TBG generally invests in 25 to 35 small-, mid- and large-cap companies that are primarily U.S.-based. No stock accounts for more than 4.79% of the fund. The fund offers an extremely diverse approach of sectors. The fund charges 59 bps in fees.

How Does It Fit In a Portfolio?

Dividend aristocrats or dividend growth stocks are blue-chip dividend-paying companies with a long history of increasing dividend payments year over year. These generally act as a hedge against economic uncertainty and provide downside protection by offering outsized payouts or sizable yields on a regular basis. Additionally, aristocrats tend to skew the portfolio to less-volatile sectors and mature companies.

These stocks have superior fundamentals that make dividend growth a quality and promising investment for the long term. These companies have a sustainable business model, a long track of profitability, rising cash flows, good liquidity, a strong balance sheet and some value characteristics. Further, a history of strong dividend growth indicates a likely hike in the future.

Investors should note that the dividend aristocrat funds offer more dividend growth opportunities compared to the other products in the space but might not necessarily have the highest yields. Further, these products lead to a healthy portfolio with a greater scope of capital appreciation as opposed to the simple dividend-paying stocks or those with high yields.

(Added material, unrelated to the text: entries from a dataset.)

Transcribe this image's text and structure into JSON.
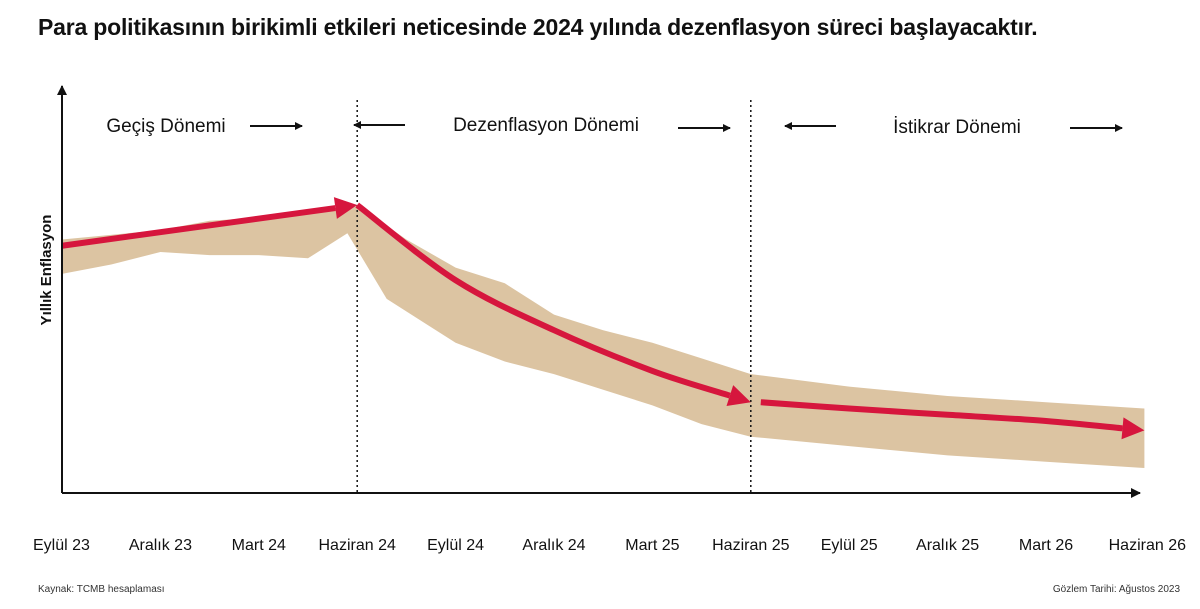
{
  "colors": {
    "band": "#dcc4a2",
    "arrow": "#d6163d",
    "axis": "#111111"
  },
  "chart_data": {
    "type": "area",
    "title": "Para politikasının birikimli etkileri neticesinde 2024 yılında dezenflasyon süreci başlayacaktır.",
    "xlabel": "",
    "ylabel": "Yıllık Enflasyon",
    "categories": [
      "Eylül 23",
      "Aralık 23",
      "Mart 24",
      "Haziran 24",
      "Eylül 24",
      "Aralık 24",
      "Mart 25",
      "Haziran 25",
      "Eylül 25",
      "Aralık 25",
      "Mart 26",
      "Haziran 26"
    ],
    "ylim": [
      0,
      100
    ],
    "grid": false,
    "phases": [
      {
        "label": "Geçiş Dönemi",
        "from": "Eylül 23",
        "to": "Haziran 24"
      },
      {
        "label": "Dezenflasyon Dönemi",
        "from": "Haziran 24",
        "to": "Haziran 25"
      },
      {
        "label": "İstikrar Dönemi",
        "from": "Haziran 25",
        "to": "Haziran 26"
      }
    ],
    "phase_boundaries": [
      "Haziran 24",
      "Haziran 25"
    ],
    "series": [
      {
        "name": "upper",
        "x": [
          0,
          1,
          1.5,
          2,
          2.5,
          3,
          3.5,
          4,
          4.5,
          5,
          5.5,
          6,
          6.5,
          7,
          8,
          9,
          10,
          11
        ],
        "values": [
          81,
          84,
          87,
          88,
          89,
          92,
          81,
          72,
          67,
          57,
          52,
          48,
          43,
          38,
          34,
          31,
          29,
          27
        ]
      },
      {
        "name": "lower",
        "x": [
          0,
          0.5,
          1,
          1.5,
          2,
          2.5,
          2.9,
          3.3,
          3.7,
          4,
          4.5,
          5,
          5.5,
          6,
          6.5,
          7,
          8,
          9,
          10,
          11
        ],
        "values": [
          70,
          73,
          77,
          76,
          76,
          75,
          83,
          62,
          54,
          48,
          42,
          38,
          33,
          28,
          22,
          18,
          15,
          12,
          10,
          8
        ]
      },
      {
        "name": "trend",
        "x": [
          0,
          3,
          4,
          5,
          6,
          7,
          8,
          9,
          10,
          11
        ],
        "values": [
          79,
          92,
          68,
          52,
          39,
          29,
          27,
          25,
          23,
          20
        ]
      }
    ]
  },
  "footer": {
    "source": "Kaynak: TCMB hesaplaması",
    "observation": "Gözlem Tarihi: Ağustos 2023"
  }
}
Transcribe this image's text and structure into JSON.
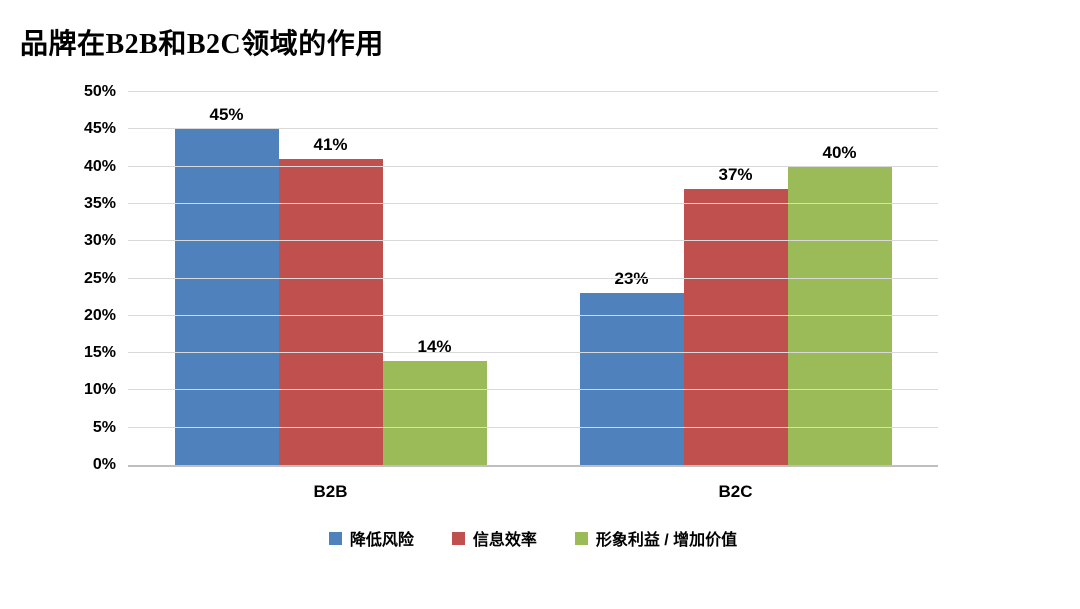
{
  "chart_data": {
    "type": "bar",
    "title": "品牌在B2B和B2C领域的作用",
    "categories": [
      "B2B",
      "B2C"
    ],
    "series": [
      {
        "name": "降低风险",
        "color": "#4F81BD",
        "values": [
          45,
          23
        ]
      },
      {
        "name": "信息效率",
        "color": "#C0504D",
        "values": [
          41,
          37
        ]
      },
      {
        "name": "形象利益 / 增加价值",
        "color": "#9BBB59",
        "values": [
          14,
          40
        ]
      }
    ],
    "ylim": [
      0,
      50
    ],
    "ytick_step": 5,
    "ytick_suffix": "%",
    "data_label_suffix": "%",
    "grid": true,
    "legend_position": "bottom",
    "colors": {
      "gridline": "#d9d9d9",
      "axis_line": "#bfbfbf",
      "text": "#000000",
      "background": "#ffffff"
    }
  }
}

There is stiff competition in the dividend growth investing space. However, the prominent ones are mainly large-cap in nature. These include,ProShares S&P 500 Dividend Aristocrats ETF (NOBL - Free Report) , SPDR S&P Dividend ETF (SDY - Free Report) and Vanguard Dividend Appreciation ETF (VIG - Free Report) . These funds charge 35 bps, 35 bps and 6 bps in fees, respectively. In contrast, the actively-managed newbie’s expense ratio is quite high. But then, the newbie covers a wide spectrum of capitalization as well as gives a vast sectoral exposure.